The Greene County community held its annual Kwanzaa celebration on Thursday, December 28, 2017 at the Eutaw Activity Center. The key sponsor of the program was the Harambe Chapter of 21st Century Youth Leadership Movement, assisted by the Greene County Chapter of Delta Sigma Theta Sorority, Inc. Kwanzaa is an end of year thanksgiving event which brings the community together to lift the blessings of the ending year and to pledge and dedicate themselves toward working together to build a better community for everyone.

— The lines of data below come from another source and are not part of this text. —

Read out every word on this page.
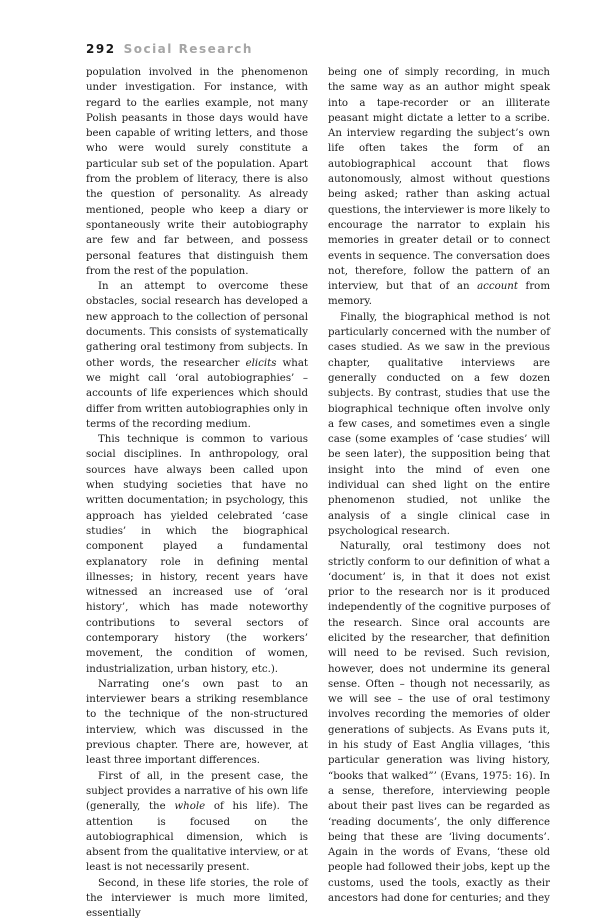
292 Social Research

population involved in the phenomenon under investigation. For instance, with regard to the earlies example, not many Polish peasants in those days would have been capable of writing letters, and those who were would surely constitute a particular sub set of the population. Apart from the problem of literacy, there is also the question of personality. As already mentioned, people who keep a diary or spontaneously write their autobiography are few and far between, and possess personal features that distinguish them from the rest of the population.

In an attempt to overcome these obstacles, social research has developed a new approach to the collection of personal documents. This consists of systematically gathering oral testimony from subjects. In other words, the researcher elicits what we might call ‘oral autobiographies’ – accounts of life experiences which should differ from written autobiographies only in terms of the recording medium.

This technique is common to various social disciplines. In anthropology, oral sources have always been called upon when studying societies that have no written documentation; in psychology, this approach has yielded celebrated ‘case studies’ in which the biographical component played a fundamental explanatory role in defining mental illnesses; in history, recent years have witnessed an increased use of ‘oral history’, which has made noteworthy contributions to several sectors of contemporary history (the workers’ movement, the condition of women, industrialization, urban history, etc.).

Narrating one’s own past to an interviewer bears a striking resemblance to the technique of the non-structured interview, which was discussed in the previous chapter. There are, however, at least three important differences.

First of all, in the present case, the subject provides a narrative of his own life (generally, the whole of his life). The attention is focused on the autobiographical dimension, which is absent from the qualitative interview, or at least is not necessarily present.

Second, in these life stories, the role of the interviewer is much more limited, essentially

being one of simply recording, in much the same way as an author might speak into a tape-recorder or an illiterate peasant might dictate a letter to a scribe. An interview regarding the subject’s own life often takes the form of an autobiographical account that flows autonomously, almost without questions being asked; rather than asking actual questions, the interviewer is more likely to encourage the narrator to explain his memories in greater detail or to connect events in sequence. The conversation does not, therefore, follow the pattern of an interview, but that of an account from memory.

Finally, the biographical method is not particularly concerned with the number of cases studied. As we saw in the previous chapter, qualitative interviews are generally conducted on a few dozen subjects. By contrast, studies that use the biographical technique often involve only a few cases, and sometimes even a single case (some examples of ‘case studies’ will be seen later), the supposition being that insight into the mind of even one individual can shed light on the entire phenomenon studied, not unlike the analysis of a single clinical case in psychological research.

Naturally, oral testimony does not strictly conform to our definition of what a ‘document’ is, in that it does not exist prior to the research nor is it produced independently of the cognitive purposes of the research. Since oral accounts are elicited by the researcher, that definition will need to be revised. Such revision, however, does not undermine its general sense. Often – though not necessarily, as we will see – the use of oral testimony involves recording the memories of older generations of subjects. As Evans puts it, in his study of East Anglia villages, ‘this particular generation was living history, “books that walked”’ (Evans, 1975: 16). In a sense, therefore, interviewing people about their past lives can be regarded as ‘reading documents’, the only difference being that these are ‘living documents’. Again in the words of Evans, ‘these old people had followed their jobs, kept up the customs, used the tools, exactly as their ancestors had done for centuries; and they
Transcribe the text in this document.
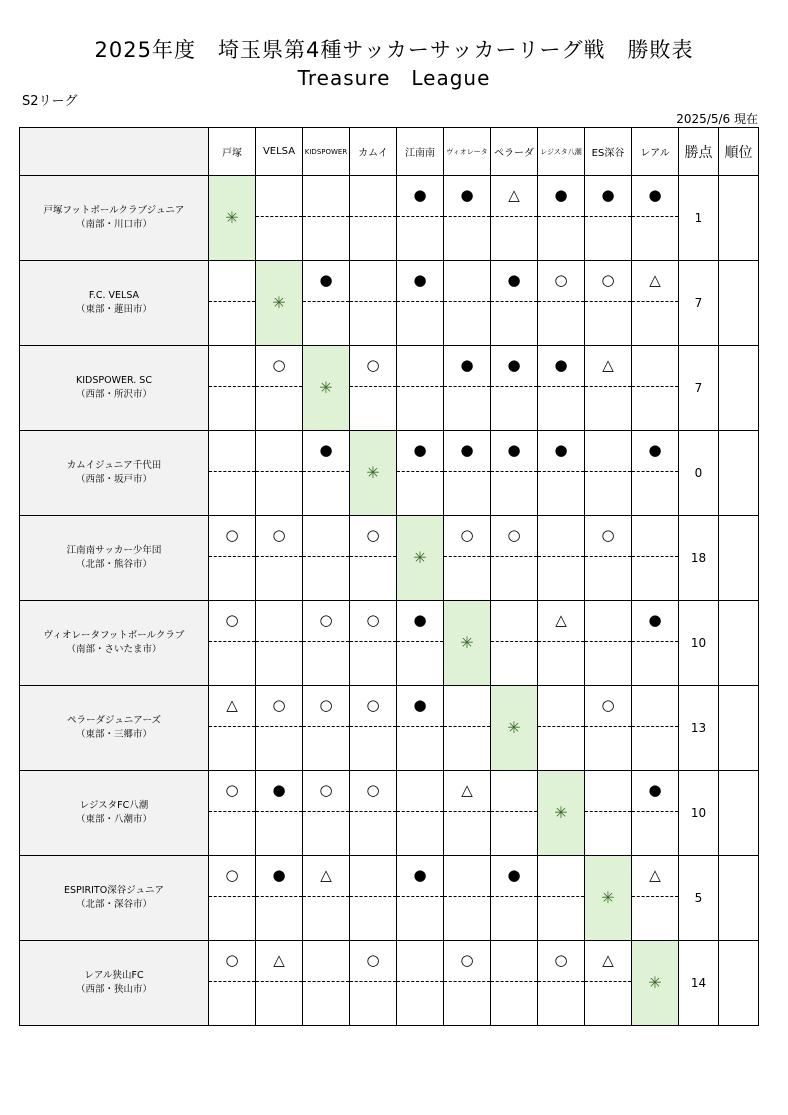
2025年度　埼玉県第4種サッカーサッカーリーグ戦　勝敗表
Treasure　League
S2リーグ
2025/5/6 現在
	戸塚	VELSA	KIDSPOWER	カムイ	江南南	ヴィオレータ	ペラーダ	レジスタ八潮	ES深谷	レアル	勝点	順位

戸塚フットボールクラブジュニア
（南部・川口市）	✳				●	●	△	●	●	●	1	

F.C. VELSA
（東部・蓮田市）		✳	●		●		●	○	○	△	7	

KIDSPOWER. SC
（西部・所沢市）		○	✳	○		●	●	●	△		7	

カムイジュニア千代田
（西部・坂戸市）			●	✳	●	●	●	●		●	0	

江南南サッカー少年団
（北部・熊谷市）	○	○		○	✳	○	○		○		18	

ヴィオレータフットボールクラブ
（南部・さいたま市）	○		○	○	●	✳		△		●	10	

ペラーダジュニアーズ
（東部・三郷市）	△	○	○	○	●		✳		○		13	

レジスタFC八潮
（東部・八潮市）	○	●	○	○		△		✳		●	10	

ESPIRITO深谷ジュニア
（北部・深谷市）	○	●	△		●		●		✳	△	5	

レアル狭山FC
（西部・狭山市）	○	△		○		○		○	△	✳	14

Kwanzaa is a harvest celebration honoring the culture and heritage of African Americans. The seven day observance begins December 26 through January 1. Kwanzaa was founded by Dr. Maulana Karenga at the time of the Watts Riots in California in the 1960’s. Dr. Karenga was seeking a positive approach for rebuilding communities and celebrating African American history and culture. He took the name for the holiday from the Swahili word Kwanzaa meaning first fruits of the harvest. The Seven Principles of Kwanzaa also lift the values to strive for in our lives and communities: Umoja – Unity; Kujichagulia – Self Determination; Ujima – Collective Work and Responsibility; Ujamaa – Cooperatives; Nia – Purpose; Kuumba – Creativity; and Imani – Faith.
The program participants included youth members of the sponsoring organization and the 2018 Debutant Class. Mr. Alphonzo Morton, III served as Master of Ceremony with musical selections provided by the Greene County Community Choir. Rev. Joe N. Webb led the devotions and blessing of the Harvest Feast.
The community shared the Talking Stick for expressions of the Kwanzaa Principles.